As part of any PDP risk management plan, the police should decide whether third-party disclosure is necessary. If a PDP meeting is being held, disclosure should be given due consideration on a case-by-case basis as a standard agenda item. The decision to disclose should balance the PDP’s rights under Article 8 and the victim’s right to Articles 2 and 3. Decision makers will need to consider how best to make a victim safe, for example use of civil orders, deployment of specialist policing units, Domestic Violence Disclosure Scheme, Child Sex Offender Disclosure Scheme, etc. This will include deciding whether informing the PDP, and/or the victim, will assist or hinder this. Proportionality is important and should be linked to the options available to manage the PDP.
Information sharing
There is legislation that supports the sharing of information for policing purposes. In cases of doubt, these should be identified and stated for the benefit of all those sharing information.

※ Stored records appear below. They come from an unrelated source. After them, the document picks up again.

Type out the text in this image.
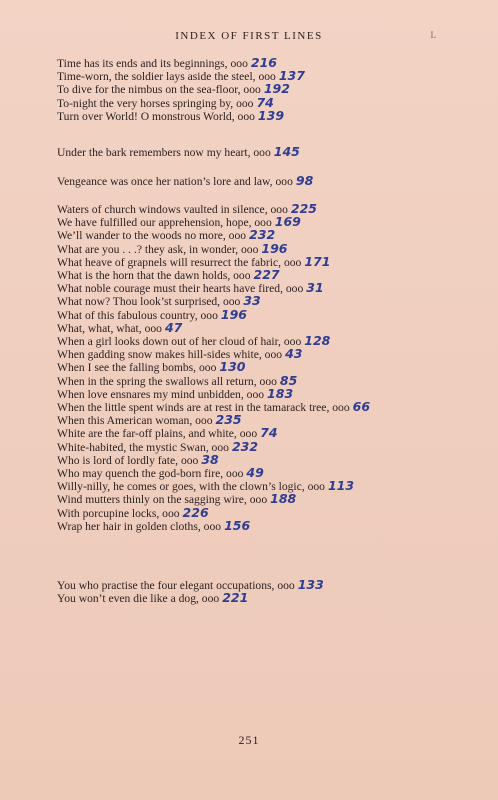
INDEX OF FIRST LINES	L
Time has its ends and its beginnings, ooo 216
Time-worn, the soldier lays aside the steel, ooo 137
To dive for the nimbus on the sea-floor, ooo 192
To-night the very horses springing by, ooo 74
Turn over World! O monstrous World, ooo 139
Under the bark remembers now my heart, ooo 145
Vengeance was once her nation’s lore and law, ooo 98
Waters of church windows vaulted in silence, ooo 225
We have fulfilled our apprehension, hope, ooo 169
We’ll wander to the woods no more, ooo 232
What are you . . .? they ask, in wonder, ooo 196
What heave of grapnels will resurrect the fabric, ooo 171
What is the horn that the dawn holds, ooo 227
What noble courage must their hearts have fired, ooo 31
What now? Thou look’st surprised, ooo 33
What of this fabulous country, ooo 196
What, what, what, ooo 47
When a girl looks down out of her cloud of hair, ooo 128
When gadding snow makes hill-sides white, ooo 43
When I see the falling bombs, ooo 130
When in the spring the swallows all return, ooo 85
When love ensnares my mind unbidden, ooo 183
When the little spent winds are at rest in the tamarack tree, ooo 66
When this American woman, ooo 235
White are the far-off plains, and white, ooo 74
White-habited, the mystic Swan, ooo 232
Who is lord of lordly fate, ooo 38
Who may quench the god-born fire, ooo 49
Willy-nilly, he comes or goes, with the clown’s logic, ooo 113
Wind mutters thinly on the sagging wire, ooo 188
With porcupine locks, ooo 226
Wrap her hair in golden cloths, ooo 156
You who practise the four elegant occupations, ooo 133
You won’t even die like a dog, ooo 221
251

Necessity and proportionality
Only the right amount of information should be shared with only the appropriate staff in each agency and must be proportional to the risk presented.
For example, the PDP referral form may contain the personal data of multiple individuals (for example victims and perpetrators). Staff should consider the interests of all these people when sharing this information. In addition, information shared with a single point of contact (SPoC) in an agency does not give that SPoC the authority to share the information more widely across their organisation than is strictly necessary.

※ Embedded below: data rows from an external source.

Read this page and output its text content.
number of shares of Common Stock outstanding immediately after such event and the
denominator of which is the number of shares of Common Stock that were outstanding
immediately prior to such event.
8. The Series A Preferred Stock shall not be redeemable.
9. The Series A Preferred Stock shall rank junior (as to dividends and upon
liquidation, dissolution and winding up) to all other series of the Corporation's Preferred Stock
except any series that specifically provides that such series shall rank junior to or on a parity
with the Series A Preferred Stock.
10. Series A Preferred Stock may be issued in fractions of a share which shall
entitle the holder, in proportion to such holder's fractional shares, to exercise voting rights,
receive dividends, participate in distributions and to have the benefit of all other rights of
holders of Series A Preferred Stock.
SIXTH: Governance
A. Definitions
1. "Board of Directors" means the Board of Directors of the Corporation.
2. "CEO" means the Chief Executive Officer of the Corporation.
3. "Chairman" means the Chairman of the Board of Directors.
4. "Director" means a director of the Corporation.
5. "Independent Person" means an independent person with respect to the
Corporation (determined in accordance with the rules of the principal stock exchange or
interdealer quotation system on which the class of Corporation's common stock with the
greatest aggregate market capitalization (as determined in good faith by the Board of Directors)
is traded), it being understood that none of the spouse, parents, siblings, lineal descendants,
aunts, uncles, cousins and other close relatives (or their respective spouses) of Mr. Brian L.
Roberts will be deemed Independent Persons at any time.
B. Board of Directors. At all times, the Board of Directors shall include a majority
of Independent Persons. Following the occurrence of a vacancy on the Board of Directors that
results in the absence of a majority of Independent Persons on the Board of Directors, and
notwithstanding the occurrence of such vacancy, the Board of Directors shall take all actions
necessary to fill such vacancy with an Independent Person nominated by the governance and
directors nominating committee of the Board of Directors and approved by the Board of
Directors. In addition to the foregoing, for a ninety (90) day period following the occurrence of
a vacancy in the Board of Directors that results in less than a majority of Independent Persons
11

The more information shared beyond that which is necessary, the more likely the sharing will be disproportionate and, therefore, unlawful.
Stored and shared safely and securely
All information about PDPs must be kept and shared safely and securely, and should only be available to, and shared with, those who have a legitimate interest in knowing it. Safeguards must be in place to ensure that people who do not have a legitimate interest in the information cannot access it. The more sensitive the information and the more serious the consequences of accidental loss or disclosure of such information, the more stringent the procedures needed to protect it. For further information, see Data Protection Act 2018.
Agencies must ensure that staff have confidence in the administrative procedures underpinning efficient PDP management. Accurate, clear and timely record keeping is necessary to demonstrate accountable information sharing and show safe and secure information storage and retrieval procedures.
Effective policing of PDPs requires information sharing and efficient information management. See APP on information management.
Deregistration of a PDP
A suitably qualified inspector or above can decide to deregister a PDP if the PDP becomes eligible for MAPPA management or:
- there are no longer reasonable grounds for believing that there is a risk of them causing serious harm
- no additional reason has been raised that suggests it is necessary to continue to manage the individual as a PDP
This should be recorded on the original PDP referral form and noted on the PDP’s ViSOR record, following which the ViSOR record will be archived.
Requests under the Freedom of Information Act 2000
The management of MAPPA offenders attracts a significant amount of interest, and forces receive many requests under the Freedom of Information (FOI) Act 2000 for information on local processes and offenders. The management of PDPs can attract similar levels of interest. Any FOI requests must be referred to the National Police Chiefs' Council national policing freedom of information and data protection central referral unit (CRU) who will provide advice, best practice and consistency. After referring a request, staff should not respond to the applicant before hearing from the CRU.